Ratusan Barang Kadaluarsa Ditemukan di Sejumlah Toko di Kecamatan Dumoga Tengah dan Poigar
BOLMORA, BOLMONG – Tim dari Dinas Perdangan dan Energi Sumber Daya Mineral (Disdag-ESDM) Kabupaten Bolaang Mongondow (Bolmong), Senin (12/11/2018), melakukan inspeksi mendadak (Sidak) di pasar dan pertokoan di Kecamatan Dumoga Tengah, dan Kecamatan Poigar. Hal itu dilakukan guna mencegah beredarnya bahan makanan dan kosmetik yang tidak memenuhi standar kesehatan khususnya yang sudah memasuki masa kadaluarsa, izin edar makanan dan kemasan yang rusak.
Dalam sidak yang dipimpin Kepada Bidang (Kabid) Promosi Perlindungan Konsumen dan Tertib Niaga Disdag-ESDM Bolmong Tresti Hapulu, tim menemukan banyak makanan maupun kosmetik yang sudah memasuki masa kadaluarsa dan membahayakan kesehatan, masih dijual di banyak toko yang tersebar di dua kecamatan tersebut.
“Dalam sidak kali ini, kami tidak meyita ratusan makanan dan kosmetik yang sudak kadaluarsa, namun kami menyarankan penjual agar menukarnya lagi ke distributor,” ungkap Tresti, Selasa (13/11/2018).
Dikatakan, kegiatan ini dilakukan untuk mengawasi peredaran-peredaran makanan dan kosmetik yang tidak layak untuk dikonsumsi. Kegiatan ini juga sebagai bentuk pelayanan kepada masyarakat Bolmong.
“ini kegiatan rutin instansi kami, yang bertujuan mengawasi penjualan guna memberikan rasa nyaman dan aman bagi pembeli,” katanya.
Menurutnya, penemuan ratusan makanan kemasan dan produk kosmetik yang sudah kedaluarsa dari sejumlah toko atau minimarket, serta pedagang kaki lima di dua pasar ini, karena kurangnya pengawasan internal dari pemilik atau dagangan.

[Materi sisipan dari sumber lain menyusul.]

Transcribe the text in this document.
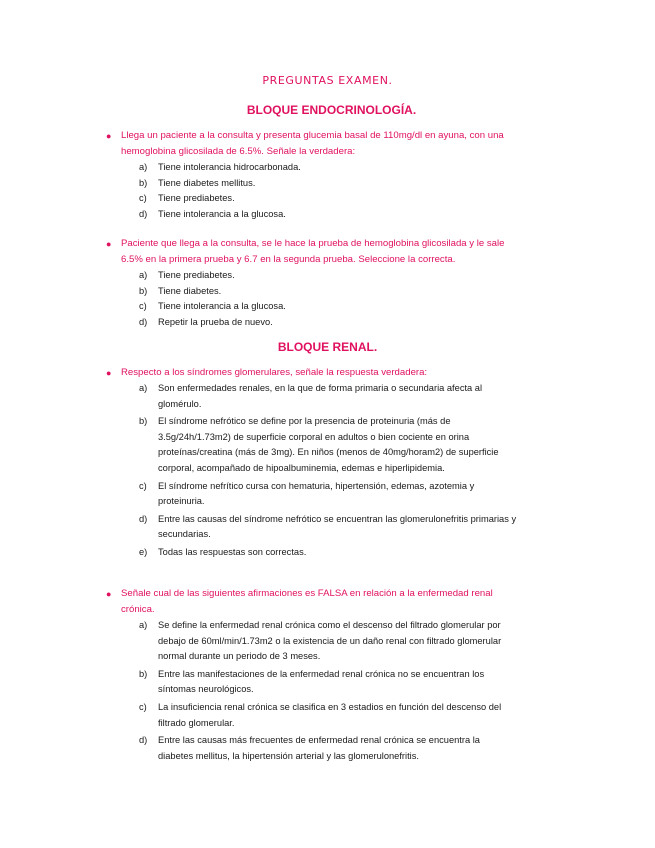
PREGUNTAS EXAMEN.
BLOQUE ENDOCRINOLOGÍA.
● Llega un paciente a la consulta y presenta glucemia basal de 110mg/dl en ayuna, con una hemoglobina glicosilada de 6.5%. Señale la verdadera:
a)	Tiene intolerancia hidrocarbonada.
b)	Tiene diabetes mellitus.
c)	Tiene prediabetes.
d)	Tiene intolerancia a la glucosa.
● Paciente que llega a la consulta, se le hace la prueba de hemoglobina glicosilada y le sale 6.5% en la primera prueba y 6.7 en la segunda prueba. Seleccione la correcta.
a)	Tiene prediabetes.
b)	Tiene diabetes.
c)	Tiene intolerancia a la glucosa.
d)	Repetir la prueba de nuevo.
BLOQUE RENAL.
● Respecto a los síndromes glomerulares, señale la respuesta verdadera:
a)	Son enfermedades renales, en la que de forma primaria o secundaria afecta al glomérulo.
b)	El síndrome nefrótico se define por la presencia de proteinuria (más de 3.5g/24h/1.73m2) de superficie corporal en adultos o bien cociente en orina proteínas/creatina (más de 3mg). En niños (menos de 40mg/horam2) de superficie corporal, acompañado de hipoalbuminemia, edemas e hiperlipidemia.
c)	El síndrome nefrítico cursa con hematuria, hipertensión, edemas, azotemia y proteinuria.
d)	Entre las causas del síndrome nefrótico se encuentran las glomerulonefritis primarias y secundarias.
e)	Todas las respuestas son correctas.
● Señale cual de las siguientes afirmaciones es FALSA en relación a la enfermedad renal crónica.
a)	Se define la enfermedad renal crónica como el descenso del filtrado glomerular por debajo de 60ml/min/1.73m2 o la existencia de un daño renal con filtrado glomerular normal durante un periodo de 3 meses.
b)	Entre las manifestaciones de la enfermedad renal crónica no se encuentran los síntomas neurológicos.
c)	La insuficiencia renal crónica se clasifica en 3 estadios en función del descenso del filtrado glomerular.
d)	Entre las causas más frecuentes de enfermedad renal crónica se encuentra la diabetes mellitus, la hipertensión arterial y las glomerulonefritis.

“Harusnya barang-barang yang sudah mendekati kedaluarsa ini ditarik. Dengan melihat masih ada barang yang dipajang, maka jelas pengawasan di setiap toko masih kurang,” ujar Tresti.
Ia mengimbau masyarakat untuk lebih meningkatkan kewaspadaan saat membeli produk, serta selalu memperhatikan masa kadaluarsa produk yang tercantum dalam kemasan.
“Kepada para pengusaha maupun penjual, juga diimbau memeriksa produk makanan dan minuman yang dijual, serta menjaga kebersihan tempat usaha untuk menghindari kontaminasi produk dari serangga dan binatang pengerat,” imbuhnya.